Brush Mtn Lodge – the legend
I’m very grateful for Matthew and how understanding he’s been throughout the partnership. I mean, I was a homeless bike bum for four months last summer, with only a shiny new smart phone and a cheap laptop waiting in strategic Post Offices. We tracked *a lot* of events during that time, and somehow avoided any major catastrophes. We work well together, even though we’ve only spent a ~week or so in each others presence, total. Matthew lives in North Carolina. We met at the start line of the 2005 Great Divide Race. He came to Arizona to race Coconino and hang out at my house for a few days. We spent a few more days at Brush Mountain Lodge, meeting racers and running TD unofficial HQ, one year. That’s it, that’s the total time we’ve ever spent together.
home cooking for TD racers
It’s been a bit of an unlikely and maybe an odd partnership, but it’s been a good one, even as we’ve made some mistakes. SPOTs get lost in the mail or held up in customs. Races have been delayed waiting for a shipment. I’ve fallen asleep with my phone on vibrate — unable to wake me. The server has crashed, overwhelmed with traffic. Bugs have prevented people from getting updates. I’ve torn my hair out over differences between web browsers and anything having to do with Internet Explorer. Then there was the time I got a text from Matthew saying he was on a last minute flight to Canada (!) to personally deliver a box of SPOTs that weren’t going to make it otherwise. Or the time we forgot to renew the trackleaders.com domain registration, and it happened to expire the very day Tour Divide started. Oh yes, there have been some funny ones. Or at least stories that are funny now, in retrospect.

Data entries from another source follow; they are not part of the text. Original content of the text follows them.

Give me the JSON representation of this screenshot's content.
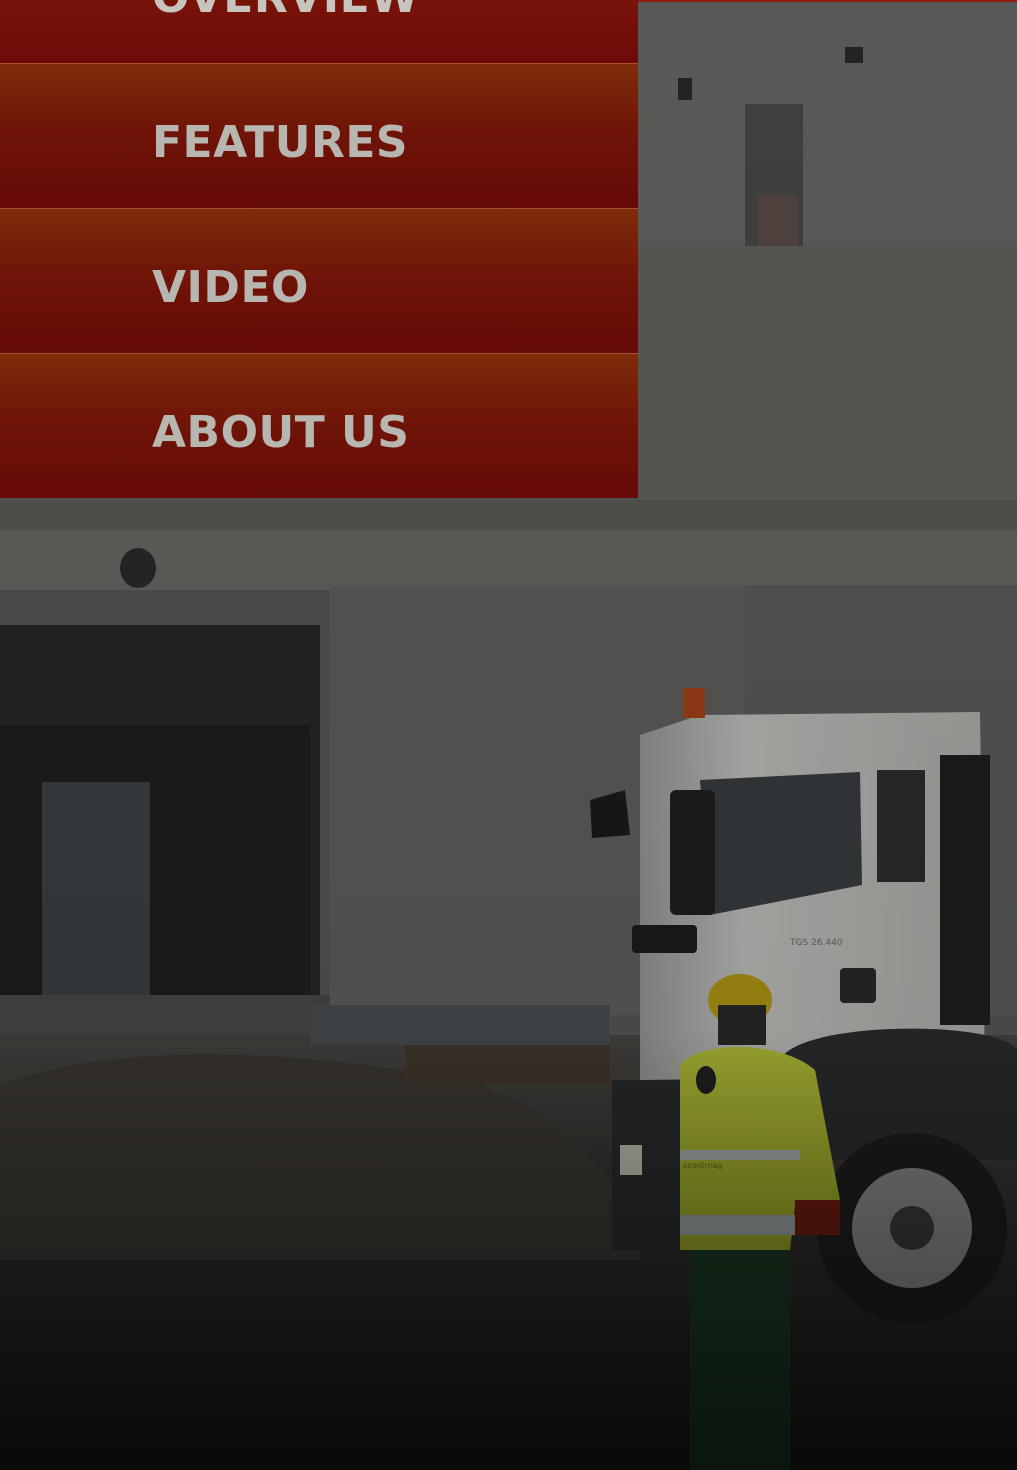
{
  "nav": {
    "items": [
      {
        "label": "OVERVIEW"
      },
      {
        "label": "FEATURES"
      },
      {
        "label": "VIDEO"
      },
      {
        "label": "ABOUT US"
      }
    ]
  },
  "colors": {
    "menu_background": "#6f1208",
    "menu_label": "#b8b6b0",
    "menu_divider": "#a4552b"
  },
  "hero": {
    "truck_model_text": "TGS 26.440",
    "vest_text": "spedimag"
  }
}
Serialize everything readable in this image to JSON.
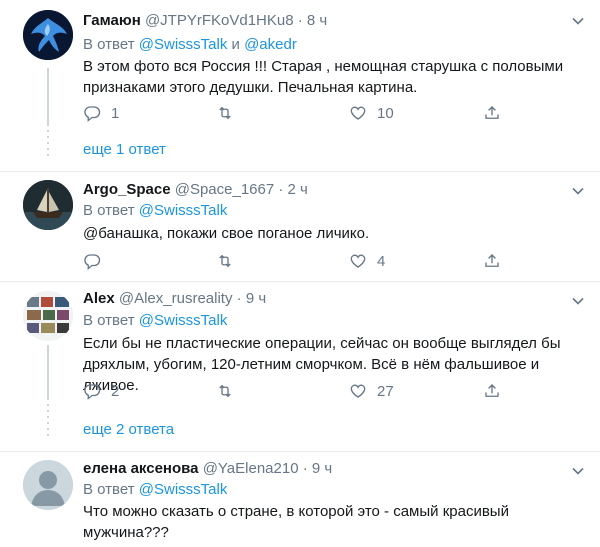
{
  "tweets": [
    {
      "name": "Гамаюн",
      "handle": "@JTPYrFKoVd1HKu8",
      "dot": "·",
      "time": "8 ч",
      "reply_prefix": "В ответ",
      "reply_users": [
        "@SwisssTalk",
        "@akedr"
      ],
      "reply_join": "и",
      "text": "В этом фото вся Россия !!! Старая , немощная старушка с половыми признаками этого дедушки. Печальная картина.",
      "replies": "1",
      "retweets": "",
      "likes": "10",
      "more": "еще 1 ответ"
    },
    {
      "name": "Argo_Space",
      "handle": "@Space_1667",
      "dot": "·",
      "time": "2 ч",
      "reply_prefix": "В ответ",
      "reply_users": [
        "@SwisssTalk"
      ],
      "text": "@банашка, покажи свое поганое личико.",
      "replies": "",
      "retweets": "",
      "likes": "4"
    },
    {
      "name": "Alex",
      "handle": "@Alex_rusreality",
      "dot": "·",
      "time": "9 ч",
      "reply_prefix": "В ответ",
      "reply_users": [
        "@SwisssTalk"
      ],
      "text": "Если бы не пластические операции, сейчас он вообще выглядел бы дряхлым, убогим, 120-летним сморчком. Всё в нём фальшивое и лживое.",
      "replies": "2",
      "retweets": "",
      "likes": "27",
      "more": "еще 2 ответа"
    },
    {
      "name": "елена аксенова",
      "handle": "@YaElena210",
      "dot": "·",
      "time": "9 ч",
      "reply_prefix": "В ответ",
      "reply_users": [
        "@SwisssTalk"
      ],
      "text": "Что можно сказать о стране, в которой это - самый красивый мужчина???"
    }
  ],
  "colors": {
    "link": "#1b95e0",
    "muted": "#657786",
    "text": "#14171a",
    "separator": "#e6ecf0"
  },
  "icons": [
    "reply-icon",
    "retweet-icon",
    "like-icon",
    "share-icon",
    "caret-down-icon"
  ]
}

same awesome logo – we are so PRO
But by and large, it’s been incredible. We’ve tracked many cool events, seen records blown away on our website, and provided additional safety and peace of mind to many. It’s fun work, and I hope it continues to be so for another 6 million plus miles.
We set up camp in the shadow of Mt. Shavano, and just outside of Salida. We needed a tiny bit of recovery after the 14ers and such, and Salida is the perfect place. We have friends to visit, there’s a friendly bike shop, a hot spring / rec center, and even my favorite dentist is in town. We worked at the library, I got my teeth cleaned, Reilly at Absolute got Ez’s bike rolling with new (chainring) teeth, and we generally basked in one of our two favorite places (the other being Tucson). “I love Salida” was uttered, many times.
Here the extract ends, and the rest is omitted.